A (Marauder's) Map of your IT
The Marauder's Map was a magical document in the Harry Potter series. After waving one’s wand and saying, “I Solemnly Swear I am up to No Good”, the map would “unlock” to show everyone’s location, in realtime, at Hogwarts School. What if we could do the same for organizations’ IT footprints?
This is what I’m working on. Archodex is the first Platform Observability solution. It efficiently observes traffic between your services, including encrypted HTTPS API requests and responses, picking out the important details that enable automated documentation and deep introspection of your IT footprint.
Let’s imagine an engineer comes to you and says: “We need to rotate the staging sprockets DB credentials.” But now you need to know which services use those credentials to ensure you can rotate them safely. This map shows you that the Kubernetes sprockets service running in the default namespace accesses the stg/sprockets/db_creds secret in the vault.acme.com Hashicorp Vault service. Now you have the information you need to make sure your credential rotation can be done safely.2
Let’s imagine another scenario: A security engineer wants to understand more about who and what can access a secret. Here we see that the GitHub user @txase (me!) has read the prod DB secret in the vault. Let’s click the link to find out more details.
The image on the left above is show first, and the image on the right appears when we click “Show Event Chains”. The Event Chain details tell us: I, GitHub user @txase, Assumed myself (a GitHub Actions detail) to Invoke the workflow .github/workflows/deploy.yml in the txase/archodex-demo-sprockets repo, which Read the prod/sprockets/db_creds secret. Archodex provides a rich level of detail to help engineering organizations understand their IT footprint, including how resources and people interact.
More to Come
This is just a tease of Archodex. You can find out more about planned functionality at its website, and you can request early access if you need to solve painful problems today. Current plans are to make Archodex free for individual and team-sized usage, available for folks to download and run for free themselves, and offer it as a managed service. I’m polishing it up to share publicly, stay tuned!
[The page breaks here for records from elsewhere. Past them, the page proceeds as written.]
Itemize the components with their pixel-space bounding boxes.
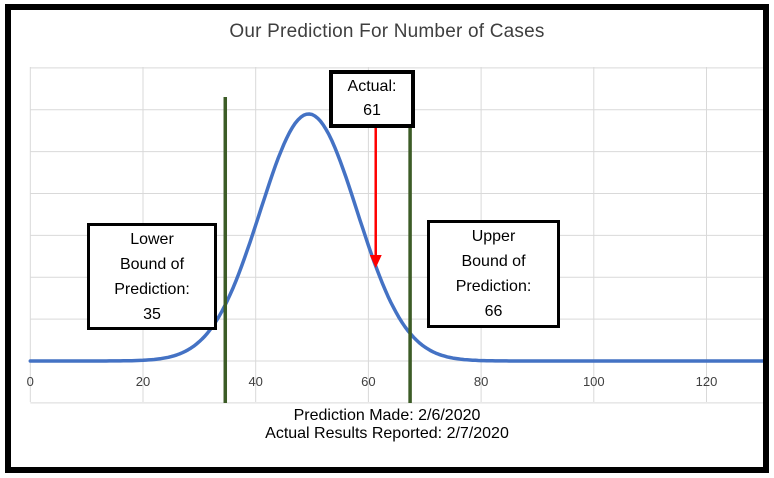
x-axis-tick-label: 20 bbox=[135, 374, 151, 389]
upper-bound-value: 66 bbox=[484, 303, 503, 320]
actual-value: 61 bbox=[363, 102, 381, 119]
chart-footer: Prediction Made: 2/6/2020 Actual Results… bbox=[0, 407, 774, 443]
x-axis-tick-label: 100 bbox=[582, 374, 605, 389]
actual-label: Actual: bbox=[347, 78, 397, 95]
lower-bound-annotation: Lower Bound of Prediction: 35 bbox=[87, 223, 217, 330]
actual-annotation: Actual: 61 bbox=[329, 70, 415, 128]
upper-bound-line-2: Bound of bbox=[461, 253, 526, 270]
actual-arrowhead-icon bbox=[369, 255, 382, 268]
bell-curve-path bbox=[28, 112, 765, 363]
lower-bound-line-3: Prediction: bbox=[114, 280, 190, 298]
lower-bound-value: 35 bbox=[143, 305, 161, 323]
footer-prediction-date: Prediction Made: 2/6/2020 bbox=[293, 407, 481, 424]
upper-bound-line-1: Upper bbox=[471, 228, 516, 245]
x-axis-tick-label: 120 bbox=[695, 374, 718, 389]
upper-bound-annotation: Upper Bound of Prediction: 66 bbox=[427, 220, 560, 328]
chart-title: Our Prediction For Number of Cases bbox=[229, 21, 545, 42]
upper-bound-line-3: Prediction: bbox=[455, 278, 532, 295]
footer-actual-date: Actual Results Reported: 2/7/2020 bbox=[265, 425, 509, 442]
x-axis-tick-label: 60 bbox=[361, 374, 376, 389]
x-axis-tick-label: 40 bbox=[248, 374, 263, 389]
x-axis-tick-label: 80 bbox=[473, 374, 489, 389]
lower-bound-line-2: Bound of bbox=[119, 255, 185, 273]
x-axis-tick-label: 0 bbox=[26, 374, 34, 389]
lower-bound-line-1: Lower bbox=[130, 230, 174, 248]
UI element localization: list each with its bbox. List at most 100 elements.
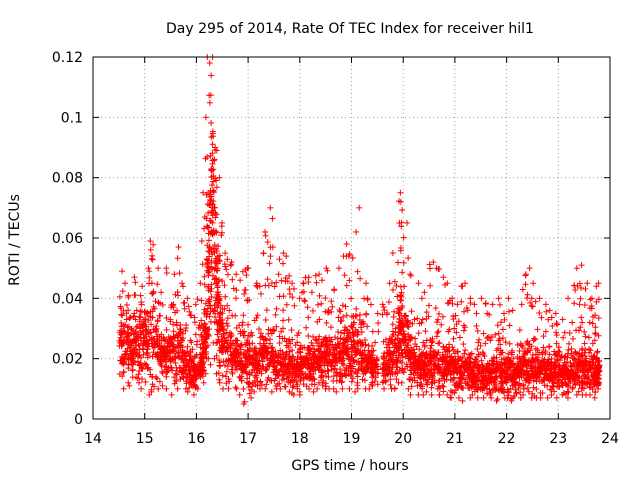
data-point: [473, 322, 480, 329]
data-point: [435, 310, 442, 317]
data-point: [170, 328, 177, 335]
data-point: [522, 271, 529, 278]
data-point: [522, 281, 529, 288]
data-point: [137, 354, 144, 361]
data-point: [440, 274, 447, 281]
data-point: [123, 310, 130, 317]
data-point: [239, 319, 246, 326]
data-point: [155, 299, 162, 306]
y-tick-label: 0: [74, 412, 83, 428]
data-point: [205, 272, 212, 279]
data-point: [200, 379, 207, 386]
data-point: [394, 259, 401, 266]
data-point: [178, 342, 185, 349]
data-point: [267, 253, 274, 260]
data-point: [225, 385, 232, 392]
data-point: [241, 290, 248, 297]
data-point: [318, 300, 325, 307]
data-point: [407, 271, 414, 278]
data-point: [584, 280, 591, 287]
data-point: [156, 378, 163, 385]
data-point: [560, 334, 567, 341]
data-point: [471, 301, 478, 308]
data-point: [553, 332, 560, 339]
data-point: [550, 384, 557, 391]
data-point: [190, 379, 197, 386]
data-point: [190, 354, 197, 361]
data-point: [474, 394, 481, 401]
data-point: [198, 238, 205, 245]
data-point: [172, 377, 179, 384]
data-point: [254, 312, 261, 319]
y-tick-label: 0.08: [52, 171, 83, 187]
data-point: [163, 385, 170, 392]
data-point: [116, 371, 123, 378]
data-point: [136, 362, 143, 369]
data-point: [141, 308, 148, 315]
data-point: [585, 334, 592, 341]
data-point: [480, 330, 487, 337]
data-point: [495, 295, 502, 302]
data-point: [285, 316, 292, 323]
data-point: [131, 310, 138, 317]
data-point: [216, 362, 223, 369]
data-point: [175, 244, 182, 251]
data-point: [339, 302, 346, 309]
data-point: [291, 302, 298, 309]
data-point: [232, 384, 239, 391]
data-point: [245, 321, 252, 328]
data-point: [474, 327, 481, 334]
data-point: [201, 281, 208, 288]
data-point: [179, 367, 186, 374]
data-point: [198, 355, 205, 362]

I’m particularly proud of this launch. Even though we clearly marked the new features as “beta” functionality that should not be enabled on production sites, we had many customers click the button to do so. Services like Bitbucket (back then a substantial competitor of GitHub, even if its market share has diminished since) began sending our relatively large and deeply instrumenting JS agent to all their customers’ browsers. The agent and service worked flawlessly. In the first 6 months post-beta-launch we only had one issue to “fix”: Making sure that if we were used in combination with a different company’s browser instrumentation agent the site wouldn’t break due to a bug in the other company’s code.
I lie. This example actually does not give you all the info you need. There may be source repos with the DB credentials hardcoded within them. The secret may exist in multiple secret stores. Etc., etc. These will also be noted in Archodex system maps and records, but are not shown here in order to simplify the example scenario.